Food manufacturers need to start planning for the future after lockdown and the end of the furlough scheme, a leading employment lawyer has advised

The furlough scheme, which allows employers to claim 80% of furloughed employees’ usual wage costs, up to £2,500, went live on Monday, 20 April.  

Andrew Rayment, partner at law firm Walker Morris, advised companies in the food supply sector to start planning for the future. 

“What happens next? What happens at the end of the furlough scheme? Are you into redundancies? Are you into managing work in a different way? Are you into pay reductions? Are you into working from home?” he said. 

 

New world

“What should you now be thinking about? What are you going to do about the brave new world of working from home?”

He issued the advice after revealing earlier this month that employers must obtain consent from employees to place them on the Coronavirus Job Retention Scheme. 

Charlotte Smith, associate at Walker Morris, said that food companies would have to consider how the working world was going to change going forward. 

She added that the recent Government extension of the scheme until the end of June was helpful to food manufacturers. 

 

Flexibility

This, she said, would provide them with more flexibility to rotate staff and choose when to close production lines. 

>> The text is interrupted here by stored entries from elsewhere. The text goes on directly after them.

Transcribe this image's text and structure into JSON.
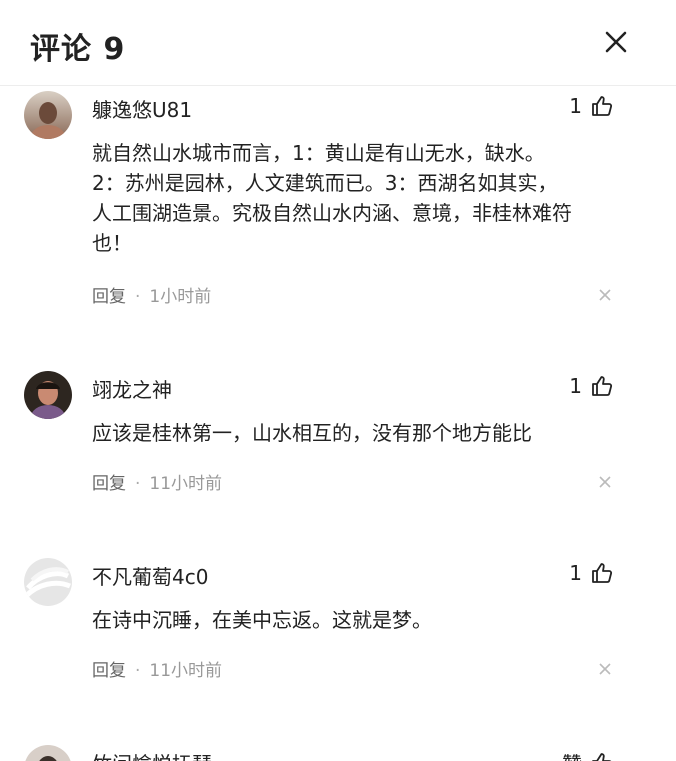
{
  "header": {
    "title": "评论 9"
  },
  "comments": [
    {
      "username": "躿逸悠U81",
      "likes": "1",
      "text_lines": [
        "就自然山水城市而言，1：黄山是有山无水，缺水。",
        "2：苏州是园林，人文建筑而已。3：西湖名如其实，",
        "人工围湖造景。究极自然山水内涵、意境，非桂林难符",
        "也！"
      ],
      "reply_label": "回复",
      "separator": "·",
      "time": "1小时前"
    },
    {
      "username": "翊龙之神",
      "likes": "1",
      "text_lines": [
        "应该是桂林第一，山水相互的，没有那个地方能比"
      ],
      "reply_label": "回复",
      "separator": "·",
      "time": "11小时前"
    },
    {
      "username": "不凡葡萄4c0",
      "likes": "1",
      "text_lines": [
        "在诗中沉睡，在美中忘返。这就是梦。"
      ],
      "reply_label": "回复",
      "separator": "·",
      "time": "11小时前"
    },
    {
      "username": "竹间愉悦抚琴",
      "likes": "赞"
    }
  ]
}
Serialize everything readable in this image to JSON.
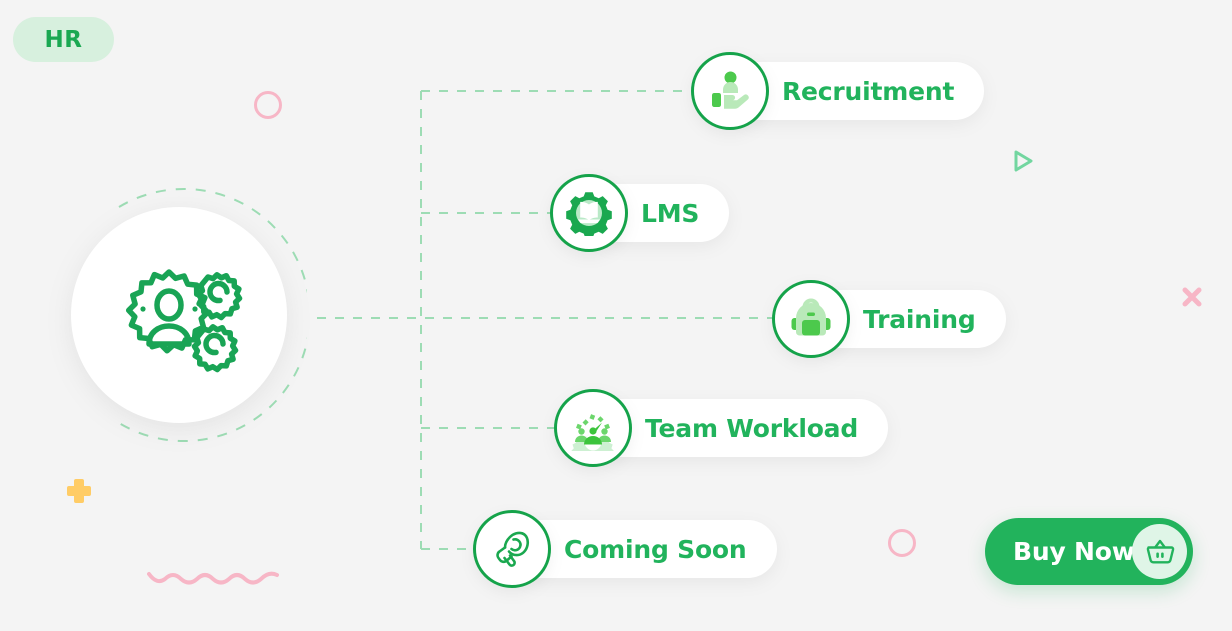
{
  "page": {
    "background_color": "#f4f4f4",
    "accent_green": "#22b35c",
    "dark_green": "#15a34a",
    "light_green": "#9fe09f",
    "pink": "#f7b6c6",
    "yellow": "#ffcc66"
  },
  "badge": {
    "label": "HR",
    "background_color": "#d7f0de",
    "text_color": "#1aa852"
  },
  "hub": {
    "icon": "hr-gears-person-icon",
    "background_color": "#ffffff"
  },
  "nodes": [
    {
      "id": "recruitment",
      "label": "Recruitment",
      "icon": "recruitment-person-in-hand-icon"
    },
    {
      "id": "lms",
      "label": "LMS",
      "icon": "gear-book-icon"
    },
    {
      "id": "training",
      "label": "Training",
      "icon": "backpack-icon"
    },
    {
      "id": "team_workload",
      "label": "Team Workload",
      "icon": "gauge-people-icon"
    },
    {
      "id": "coming_soon",
      "label": "Coming Soon",
      "icon": "megaphone-icon"
    }
  ],
  "cta": {
    "label": "Buy Now",
    "icon": "shopping-basket-icon",
    "background_color": "#22b35c",
    "text_color": "#ffffff"
  },
  "decorations": [
    {
      "id": "circle_pink_top",
      "shape": "circle-outline",
      "color": "#f7b6c6"
    },
    {
      "id": "circle_pink_bottom",
      "shape": "circle-outline",
      "color": "#f7b6c6"
    },
    {
      "id": "plus_yellow",
      "shape": "plus",
      "color": "#ffcc66"
    },
    {
      "id": "wave_pink",
      "shape": "wave",
      "color": "#f7b6c6"
    },
    {
      "id": "triangle_green",
      "shape": "triangle-outline",
      "color": "#72d6a0"
    },
    {
      "id": "cross_pink",
      "shape": "cross",
      "color": "#f7b6c6"
    }
  ]
}
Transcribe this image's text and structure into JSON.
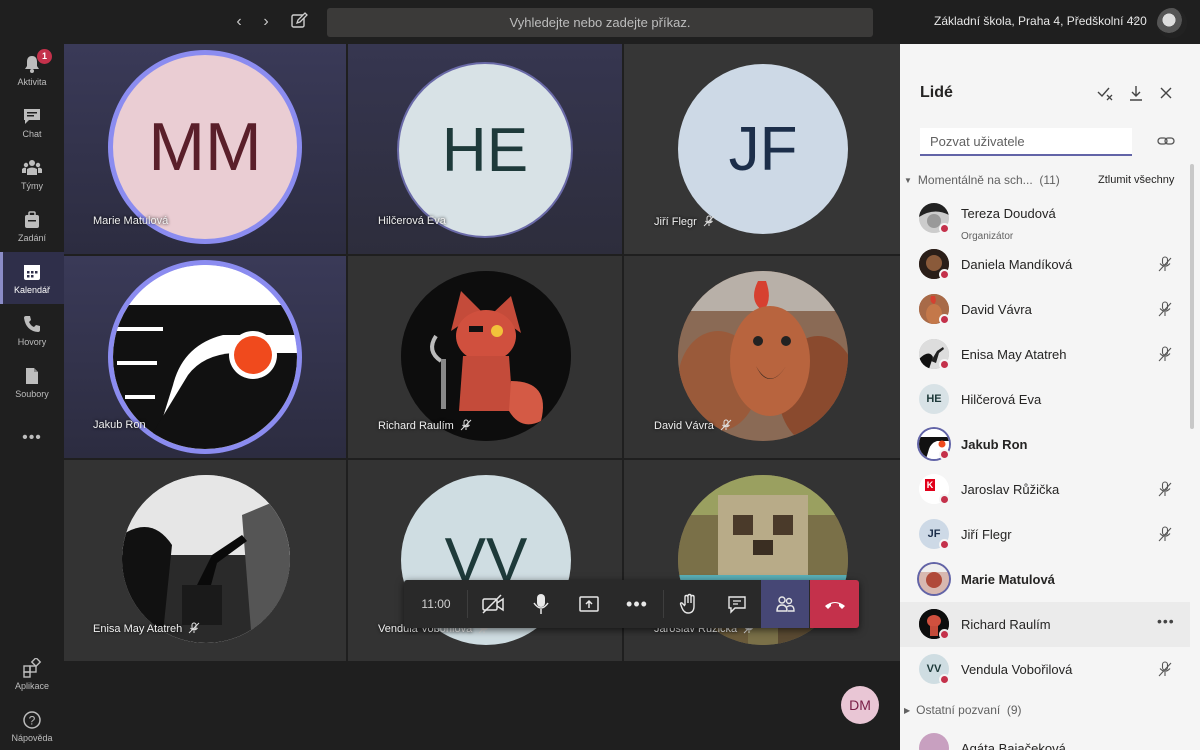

“Some of our clients have seen their demand is up on the general factory line, but one or two of the lines might have shut. This means that, potentially, they may have moved those people to furlough,” she said.  

Updated guidance has also revealed that furloughed staff can take holiday at their full salary. 

Smith added that the guidance also revealed employers could furlough staff that were ‘shielding’ – where people with health conditions or the over-70s have to stay at home for three months – without having to provide an underlying need or business case.